When CIFA needed office space in Northern Virginia, Defense officials turned to Interior's GovWorks program instead of the GSA, which manages office space for the government, the audit said. GovWorks awarded a 10-year, no-bid deal worth $100 million to a private company based in Anchorage to acquire and manage the space, the auditors said.

The auditors said Defense officials violated regulations by not using the GSA for their office space.

"CIFA and DOI circumvented numerous laws in contracting for leased space," the auditors said. "By not following the proper procedures, they entered into a lease without the legal authority to do so."

Auditors found that the lease cost taxpayers up to $2.7 million more than it should have. Auditors also found that the deal violated procedures because it was not cleared by the House Permanent Select Committee on Intelligence and the Senate Select Committee on Intelligence.

In May, members of the Defense inspector general's office told senior CIFA staffers that they could be in violation of the law if they continued to make payments on the lease.

"Subsequently, we learned that CIFA had continued to make lease payments, totaling $2.9 million," the auditors wrote.

The auditors referred the matter for possible criminal investigation to the deputy inspector general for investigations.

Weimer, Interior's policy and budget chief, disputed the auditor's findings on the lease arrangement. In his written response, he argued that CIFA did not have to go through the GSA to obtain the office space. Weimer also said CIFA did not enter into an improper lease because the lease was between CIFA's contractor and the managers of the office building. Moreover, he said, the chief counsel for the Justice Department's Foreign Terrorist Tracking Task Force advised CIFA that the arrangement was appropriate.
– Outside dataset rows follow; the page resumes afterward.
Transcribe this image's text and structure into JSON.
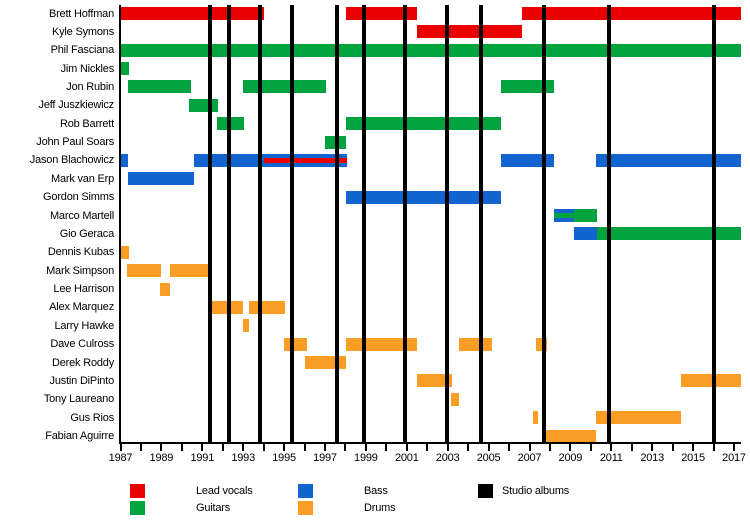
{
  "chart_data": {
    "type": "timeline",
    "description": "Band membership timeline chart, members vs years with instrument roles and studio album release markers",
    "colors": {
      "lead_vocals": "#EA0000",
      "guitars": "#00A33E",
      "bass": "#1264CE",
      "drums": "#FB9E25",
      "studio_albums": "#000000",
      "axis": "#000000",
      "background": "#FFFFFF"
    },
    "legend": [
      {
        "label": "Lead vocals",
        "role": "lead_vocals"
      },
      {
        "label": "Guitars",
        "role": "guitars"
      },
      {
        "label": "Bass",
        "role": "bass"
      },
      {
        "label": "Drums",
        "role": "drums"
      },
      {
        "label": "Studio albums",
        "role": "studio_albums"
      }
    ],
    "x_axis": {
      "start": 1987,
      "end": 2017.35,
      "label_ticks": [
        1987,
        1989,
        1991,
        1993,
        1995,
        1997,
        1999,
        2001,
        2003,
        2005,
        2007,
        2009,
        2011,
        2013,
        2015,
        2017
      ],
      "minor_tick_step": 1,
      "grid": false
    },
    "studio_album_lines_years": [
      1991.4,
      1992.3,
      1993.8,
      1995.4,
      1997.6,
      1998.9,
      2000.9,
      2002.95,
      2004.65,
      2007.7,
      2010.9,
      2016.0
    ],
    "members": [
      {
        "name": "Brett Hoffman",
        "segments": [
          {
            "role": "lead_vocals",
            "start": 1987,
            "end": 1994
          },
          {
            "role": "lead_vocals",
            "start": 1998.05,
            "end": 2001.5
          },
          {
            "role": "lead_vocals",
            "start": 2006.65,
            "end": 2017.35
          }
        ]
      },
      {
        "name": "Kyle Symons",
        "segments": [
          {
            "role": "lead_vocals",
            "start": 2001.5,
            "end": 2006.65
          }
        ]
      },
      {
        "name": "Phil Fasciana",
        "segments": [
          {
            "role": "guitars",
            "start": 1987,
            "end": 2017.35
          }
        ]
      },
      {
        "name": "Jim Nickles",
        "segments": [
          {
            "role": "guitars",
            "start": 1987,
            "end": 1987.4
          }
        ]
      },
      {
        "name": "Jon Rubin",
        "segments": [
          {
            "role": "guitars",
            "start": 1987.35,
            "end": 1990.45
          },
          {
            "role": "guitars",
            "start": 1993,
            "end": 1997.05
          },
          {
            "role": "guitars",
            "start": 2005.6,
            "end": 2008.2
          }
        ]
      },
      {
        "name": "Jeff Juszkiewicz",
        "segments": [
          {
            "role": "guitars",
            "start": 1990.35,
            "end": 1991.75
          }
        ]
      },
      {
        "name": "Rob Barrett",
        "segments": [
          {
            "role": "guitars",
            "start": 1991.7,
            "end": 1993.05
          },
          {
            "role": "guitars",
            "start": 1998.05,
            "end": 2005.6
          }
        ]
      },
      {
        "name": "John Paul Soars",
        "segments": [
          {
            "role": "guitars",
            "start": 1997,
            "end": 1998.05
          }
        ]
      },
      {
        "name": "Jason Blachowicz",
        "segments": [
          {
            "role": "bass",
            "start": 1987,
            "end": 1987.35
          },
          {
            "role": "bass",
            "start": 1990.6,
            "end": 1998.1
          },
          {
            "role": "lead_vocals",
            "start": 1994,
            "end": 1998.1,
            "stripe": true
          },
          {
            "role": "bass",
            "start": 2005.6,
            "end": 2008.2
          },
          {
            "role": "bass",
            "start": 2010.25,
            "end": 2017.35
          }
        ]
      },
      {
        "name": "Mark van Erp",
        "segments": [
          {
            "role": "bass",
            "start": 1987.35,
            "end": 1990.6
          }
        ]
      },
      {
        "name": "Gordon Simms",
        "segments": [
          {
            "role": "bass",
            "start": 1998.05,
            "end": 2005.6
          }
        ]
      },
      {
        "name": "Marco Martell",
        "segments": [
          {
            "role": "bass",
            "start": 2008.2,
            "end": 2009.2
          },
          {
            "role": "guitars",
            "start": 2008.2,
            "end": 2009.2,
            "stripe": true
          },
          {
            "role": "guitars",
            "start": 2009.2,
            "end": 2010.3
          }
        ]
      },
      {
        "name": "Gio Geraca",
        "segments": [
          {
            "role": "bass",
            "start": 2009.2,
            "end": 2010.3
          },
          {
            "role": "guitars",
            "start": 2010.3,
            "end": 2017.35
          }
        ]
      },
      {
        "name": "Dennis Kubas",
        "segments": [
          {
            "role": "drums",
            "start": 1987,
            "end": 1987.4
          }
        ]
      },
      {
        "name": "Mark Simpson",
        "segments": [
          {
            "role": "drums",
            "start": 1987.3,
            "end": 1989
          },
          {
            "role": "drums",
            "start": 1989.4,
            "end": 1991.4
          }
        ]
      },
      {
        "name": "Lee Harrison",
        "segments": [
          {
            "role": "drums",
            "start": 1988.95,
            "end": 1989.4
          }
        ]
      },
      {
        "name": "Alex Marquez",
        "segments": [
          {
            "role": "drums",
            "start": 1991.4,
            "end": 1993
          },
          {
            "role": "drums",
            "start": 1993.3,
            "end": 1995.05
          }
        ]
      },
      {
        "name": "Larry Hawke",
        "segments": [
          {
            "role": "drums",
            "start": 1993,
            "end": 1993.3
          }
        ]
      },
      {
        "name": "Dave Culross",
        "segments": [
          {
            "role": "drums",
            "start": 1995,
            "end": 1996.1
          },
          {
            "role": "drums",
            "start": 1998.05,
            "end": 2001.5
          },
          {
            "role": "drums",
            "start": 2003.55,
            "end": 2005.15
          },
          {
            "role": "drums",
            "start": 2007.3,
            "end": 2007.85
          }
        ]
      },
      {
        "name": "Derek Roddy",
        "segments": [
          {
            "role": "drums",
            "start": 1996,
            "end": 1998.05
          }
        ]
      },
      {
        "name": "Justin DiPinto",
        "segments": [
          {
            "role": "drums",
            "start": 2001.5,
            "end": 2003.2
          },
          {
            "role": "drums",
            "start": 2014.4,
            "end": 2017.35
          }
        ]
      },
      {
        "name": "Tony Laureano",
        "segments": [
          {
            "role": "drums",
            "start": 2003.15,
            "end": 2003.55
          }
        ]
      },
      {
        "name": "Gus Rios",
        "segments": [
          {
            "role": "drums",
            "start": 2007.15,
            "end": 2007.4
          },
          {
            "role": "drums",
            "start": 2010.25,
            "end": 2014.4
          }
        ]
      },
      {
        "name": "Fabian Aguirre",
        "segments": [
          {
            "role": "drums",
            "start": 2007.75,
            "end": 2010.25
          }
        ]
      }
    ]
  }
}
The other arrangement that received sharp criticism from the auditors involved the Open Market Corridor, an online buying program billed as a way to save tax money.

Built by a California company, the Open Market Corridor began as a research project for the Naval Postgraduate School in Monterey, Calif. In 2002, management of the contract was handed to officials at Interior's Fort Huachuca operation. The California company, the Naval school and Interior all received a small percentage when the system was used to order goods and services.

Auditors found that select companies were favored, in violation of federal regulations. The contracting officer responsible for overseeing the online purchases "was unable to provide a list of either the customers or participating vendors who were using the system," the auditors said.

Sixteen vendors "appeared to be Government employees or firms that appeared to be affiliated with Government employees," another apparent violation of regulations and a possible violation of federal criminal statutes, auditors said.

One official who processed 1,616 "contract actions" worth nearly $135 million was a lecturer at the Naval school who did not have the authority to award government work.

Senior Interior officials were not even "aware that the system existed" or that it was processing tens of millions of dollars in deals each year without approval, the audit said.

In March, after auditors reported the abuses, officials at the Naval school took the system offline.

The auditors concluded that Defense should not continue to manage or use the Open Market Corridor "because of the serious legal and other problems we found."

They referred their findings to the deputy inspector general and the Navy Acquisition Integrity Office for further investigation.